O sol aquece o trabalho nas lavouras de feijão no oeste do Paraná. Depois de quase 20 dias de chuva o agricultor Roger Folador adianta o serviço na roça. Ele pretende colher 90 toneladas dos grãos nos próximos 15 dias. Pela primeira vez, investe no plantio e não está contente com a qualidade.
Nesta safra o problema foi o a chuva que castigou as lavouras de feijão. O excesso de umidade fez o grão perder a qualidade e alguns produtores tiveram de adiar o início da colheita.
No Paraná, a expectativa é colher 294.502 toneladas de feijão.

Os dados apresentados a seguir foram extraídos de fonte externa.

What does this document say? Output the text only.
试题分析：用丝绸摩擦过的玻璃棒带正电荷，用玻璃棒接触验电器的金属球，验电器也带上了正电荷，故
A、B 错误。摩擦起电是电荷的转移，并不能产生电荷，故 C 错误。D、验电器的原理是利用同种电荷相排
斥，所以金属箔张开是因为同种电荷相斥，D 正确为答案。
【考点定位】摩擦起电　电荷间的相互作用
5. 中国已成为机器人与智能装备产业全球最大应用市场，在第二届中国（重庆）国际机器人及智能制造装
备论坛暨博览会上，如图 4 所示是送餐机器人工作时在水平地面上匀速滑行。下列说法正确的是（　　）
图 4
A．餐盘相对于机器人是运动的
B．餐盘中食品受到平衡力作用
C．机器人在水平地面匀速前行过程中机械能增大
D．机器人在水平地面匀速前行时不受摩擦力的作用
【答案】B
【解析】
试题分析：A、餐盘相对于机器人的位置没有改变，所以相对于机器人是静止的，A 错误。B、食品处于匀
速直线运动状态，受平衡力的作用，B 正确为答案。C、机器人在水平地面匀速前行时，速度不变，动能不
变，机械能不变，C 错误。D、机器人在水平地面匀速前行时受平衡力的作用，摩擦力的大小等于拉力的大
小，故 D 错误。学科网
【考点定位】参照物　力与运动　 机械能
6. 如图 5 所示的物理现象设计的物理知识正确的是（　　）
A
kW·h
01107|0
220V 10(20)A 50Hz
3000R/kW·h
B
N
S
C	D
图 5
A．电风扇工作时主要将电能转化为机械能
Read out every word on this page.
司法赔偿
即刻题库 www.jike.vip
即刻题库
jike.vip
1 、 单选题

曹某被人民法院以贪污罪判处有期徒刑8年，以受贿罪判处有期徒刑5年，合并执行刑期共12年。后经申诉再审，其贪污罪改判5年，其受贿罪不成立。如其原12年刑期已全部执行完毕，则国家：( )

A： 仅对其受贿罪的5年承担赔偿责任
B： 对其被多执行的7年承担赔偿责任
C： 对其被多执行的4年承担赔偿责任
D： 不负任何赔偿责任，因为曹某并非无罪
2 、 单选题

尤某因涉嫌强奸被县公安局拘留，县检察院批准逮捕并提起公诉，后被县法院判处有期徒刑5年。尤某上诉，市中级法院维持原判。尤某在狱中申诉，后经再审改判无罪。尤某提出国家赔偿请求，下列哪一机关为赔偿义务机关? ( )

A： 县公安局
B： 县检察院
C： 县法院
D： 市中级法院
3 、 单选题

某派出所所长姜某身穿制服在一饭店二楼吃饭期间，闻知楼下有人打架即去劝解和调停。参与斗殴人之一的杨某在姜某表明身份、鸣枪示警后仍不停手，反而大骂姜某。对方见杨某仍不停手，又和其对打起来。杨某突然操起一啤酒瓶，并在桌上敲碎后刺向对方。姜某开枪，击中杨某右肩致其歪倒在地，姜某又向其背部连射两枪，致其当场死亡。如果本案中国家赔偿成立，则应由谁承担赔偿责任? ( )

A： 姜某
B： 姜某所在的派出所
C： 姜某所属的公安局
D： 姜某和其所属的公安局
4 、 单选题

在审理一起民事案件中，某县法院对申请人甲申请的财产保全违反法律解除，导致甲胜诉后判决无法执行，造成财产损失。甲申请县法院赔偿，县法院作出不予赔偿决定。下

São 19% a menos que no ano passado.
“A cultura é totalmente sensível. Três ou quatro dias com umidade, com calor, começa a ter grãos mofados, ardidos e brotados. Na hora da comercialização, vai ter um preço totalmente diferenciado. Então, hoje o produtor vai receber conforme a qualidade do produto”, explicou Jovelino Pertile, técnico agrícola da Secretaria de Agricultura do Paraná.